Carter leans heavily on Richmond’s support — an ad before the primary emphasized Richmond’s endorsement, in addition to endorsements from newspapers and unions — while focusing on issues such as criminal justice reform and the environment.

“Being able to build relationships to advance important issues, to compete for important dollars for your state, is critical,” Carter said. “When you have 535 members of the House and Senate and everyone competing for limited resources, those relationships matter.”

Carter said he would have no problem disagreeing with Biden if a particular proposal fell short of his constituents’ needs. “Friends,” he added, “are not obligated to always agree.”

Peterson remains skeptical.

“His whole campaign is ‘I’ll have the ear of the ear of the toe of the thumb of the guy who has the ear to do what’s right for the people,'” she said. “And I’m saying I’m talking to the people.”

‘Being a team player’

In Ohio, Turner describes attacks fueled by her past bashing of Biden — including the time she compared the choice between Biden and Trump to choosing between eating a half or a whole “bowl of s—” — as oversimplifications.

She said she values the needs of the district’s constituents over loyalty and access to the president, and she does not make explicit criticism of Biden a central part of her campaign.

“The people who are trying to make it seem like there’s some big divide between me and the Biden administration — so big that we won’t be able to work together?

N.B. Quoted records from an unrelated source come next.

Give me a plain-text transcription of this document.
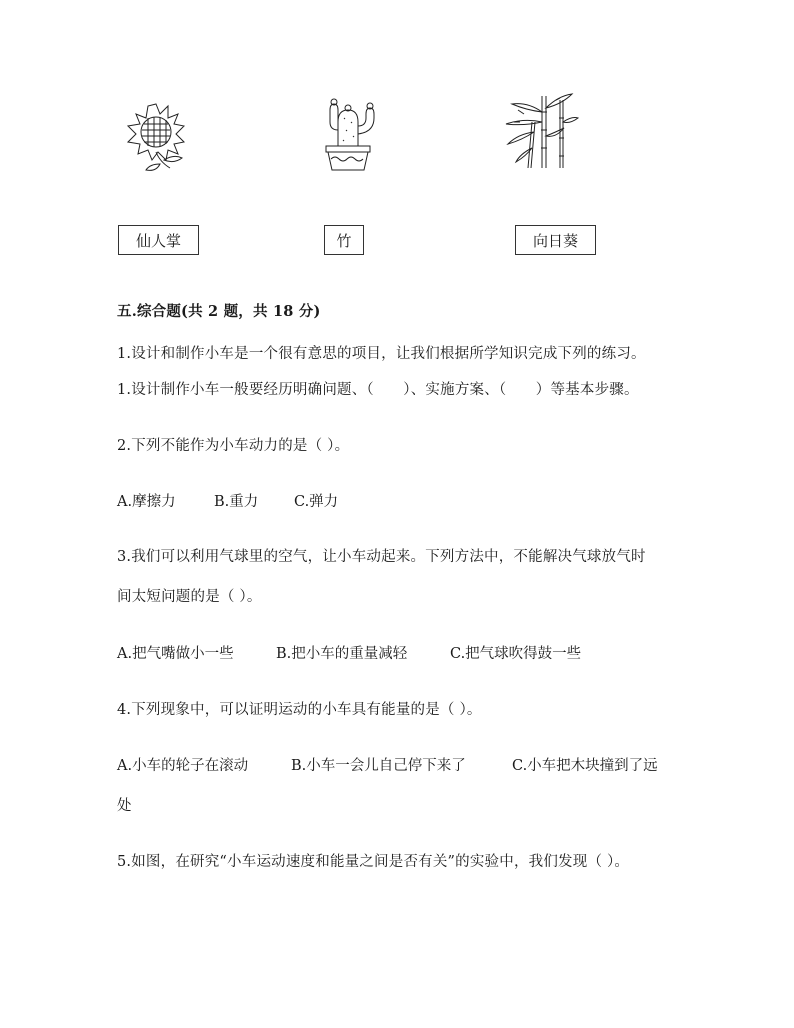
仙人掌	竹	向日葵
五.综合题(共 2 题，共 18 分)
1.设计和制作小车是一个很有意思的项目，让我们根据所学知识完成下列的练习。
1.设计制作小车一般要经历明确问题、（　　）、实施方案、（　　）等基本步骤。
2.下列不能作为小车动力的是（ ）。
A.摩擦力	B.重力 C.弹力
3.我们可以利用气球里的空气，让小车动起来。下列方法中，不能解决气球放气时
间太短问题的是（ ）。
A.把气嘴做小一些	B.把小车的重量减轻	C.把气球吹得鼓一些
4.下列现象中，可以证明运动的小车具有能量的是（ ）。
A.小车的轮子在滚动	B.小车一会儿自己停下来了	C.小车把木块撞到了远
处
5.如图，在研究“小车运动速度和能量之间是否有关”的实验中，我们发现（ ）。
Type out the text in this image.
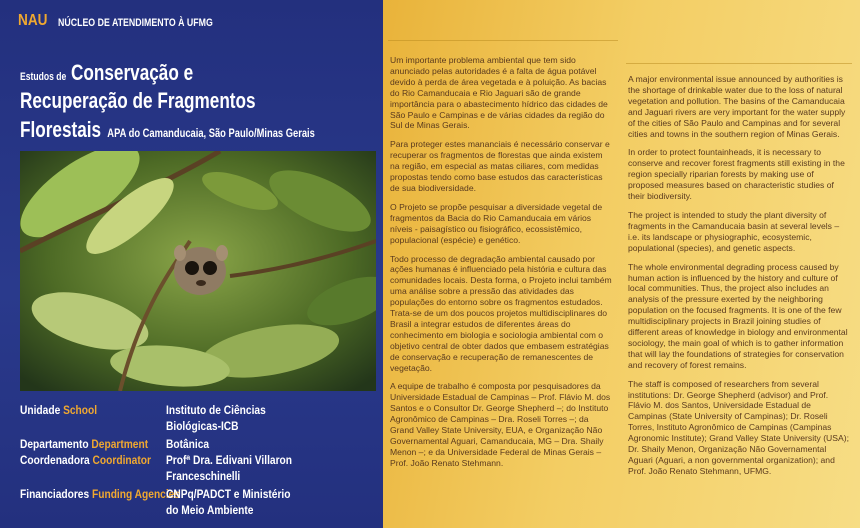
NAU NÚCLEO DE ATENDIMENTO À UFMG
Estudos de Conservação e
Recuperação de Fragmentos
Florestais APA do Camanducaia, São Paulo/Minas Gerais
Unidade School	Instituto de Ciências
Biológicas-ICB
Departamento Department Botânica
Coordenadora Coordinator Profª Dra. Edivani Villaron
Franceschinelli
Financiadores Funding Agencies
CNPq/PADCT e Ministério
do Meio Ambiente

Um importante problema ambiental que tem sido anunciado pelas autoridades é a falta de água potável devido à perda de área vegetada e à poluição. As bacias do Rio Camanducaia e Rio Jaguari são de grande importância para o abastecimento hídrico das cidades de São Paulo e Campinas e de várias cidades da região do Sul de Minas Gerais.

Para proteger estes mananciais é necessário conservar e recuperar os fragmentos de florestas que ainda existem na região, em especial as matas ciliares, com medidas propostas tendo como base estudos das características de sua biodiversidade.

O Projeto se propõe pesquisar a diversidade vegetal de fragmentos da Bacia do Rio Camanducaia em vários níveis - paisagístico ou fisiográfico, ecossistêmico, populacional (espécie) e genético.

Todo processo de degradação ambiental causado por ações humanas é influenciado pela história e cultura das comunidades locais. Desta forma, o Projeto inclui também uma análise sobre a pressão das atividades das populações do entorno sobre os fragmentos estudados. Trata-se de um dos poucos projetos multidisciplinares do Brasil a integrar estudos de diferentes áreas do conhecimento em biologia e sociologia ambiental com o objetivo central de obter dados que embasem estratégias de conservação e recuperação de remanescentes de vegetação.

A equipe de trabalho é composta por pesquisadores da Universidade Estadual de Campinas – Prof. Flávio M. dos Santos e o Consultor Dr. George Shepherd –; do Instituto Agronômico de Campinas – Dra. Roseli Torres –; da Grand Valley State University, EUA, e Organização Não Governamental Aguari, Camanducaia, MG – Dra. Shaily Menon –; e da Universidade Federal de Minas Gerais – Prof. João Renato Stehmann.

A major environmental issue announced by authorities is the shortage of drinkable water due to the loss of natural vegetation and pollution. The basins of the Camanducaia and Jaguari rivers are very important for the water supply of the cities of São Paulo and Campinas and for several cities and towns in the southern region of Minas Gerais.

In order to protect fountainheads, it is necessary to conserve and recover forest fragments still existing in the region specially riparian forests by making use of proposed measures based on characteristic studies of their biodiversity.

The project is intended to study the plant diversity of fragments in the Camanducaia basin at several levels – i.e. its landscape or physiographic, ecosystemic, populational (species), and genetic aspects.

The whole environmental degrading process caused by human action is influenced by the history and culture of local communities. Thus, the project also includes an analysis of the pressure exerted by the neighboring population on the focused fragments. It is one of the few multidisciplinary projects in Brazil joining studies of different areas of knowledge in biology and environmental sociology, the main goal of which is to gather information that will lay the foundations of strategies for conservation and recovery of forest remains.

The staff is composed of researchers from several institutions: Dr. George Shepherd (advisor) and Prof. Flávio M. dos Santos, Universidade Estadual de Campinas (State University of Campinas); Dr. Roseli Torres, Instituto Agronômico de Campinas (Campinas Agronomic Institute); Grand Valley State University (USA); Dr. Shaily Menon, Organização Não Governamental Aguari (Aguari, a non governmental organization); and Prof. João Renato Stehmann, UFMG.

That’s a false narrative,” Turner said. “Just because I’m fighting for something that is more progressive than this administration does not mean we won’t be able to see eye to eye on some things.”

Turner’s national fundraising base and years of local politicking as a Cleveland City Council member, a state senator and an Ohio Democratic Party official established her as an early front-runner in a crowded field.

She points to her work with longtime Cleveland Mayor Frank Jackson, a Democrat who endorsed her this week, and former Ohio Gov. John Kasich, a Republican who endorsed Biden last year, as evidence that she can work with the establishment and with people she does not always agree with. She also has a reputation for splitting with the local party. A decade ago, she angered Cleveland’s Black political leaders by supporting an overhaul of the dysfunctional, patronage-heavy Cuyahoga County government and later threatening to challenge Fudge in a primary.

The clashes have further fueled the suspicions fanned by her opponents.

“In looking at who’s running, this country does not need more divisiveness,” Flannery, who played on Notre Dame’s 1988 national championship football team and communicates in sports metaphors, said in an interview. “People who have been on teams get it and understand that being a team player means you work out your dirty laundry in the locker room.”

At a forum last month hosted by the Jewish Democratic Council of America, Flannery and several other Turner rivals often crammed Biden shoutouts into their answers.

“I am ready to go to Congress to stand with the Biden administration to build America back better,” Jeff Johnson, a former state senator and Cleveland City Council member, told the virtual audience gathered on Zoom, echoing a Biden campaign slogan.

Turner’s toughest competition is likely to come from Shontel Brown, a Cuyahoga County Council member who runs the local party apparatus. Brown has sought to align herself closely with Fudge, who has not endorsed a potential successor.

“You just have to follow what an individual says,” Brown said in a jab at Turner. Given the narrow Democratic majority in the House, she added, “we need someone who won’t necessarily be a thorn in the side, but someone who will be a partner to help push forth a robust, aggressive, progressive agenda.”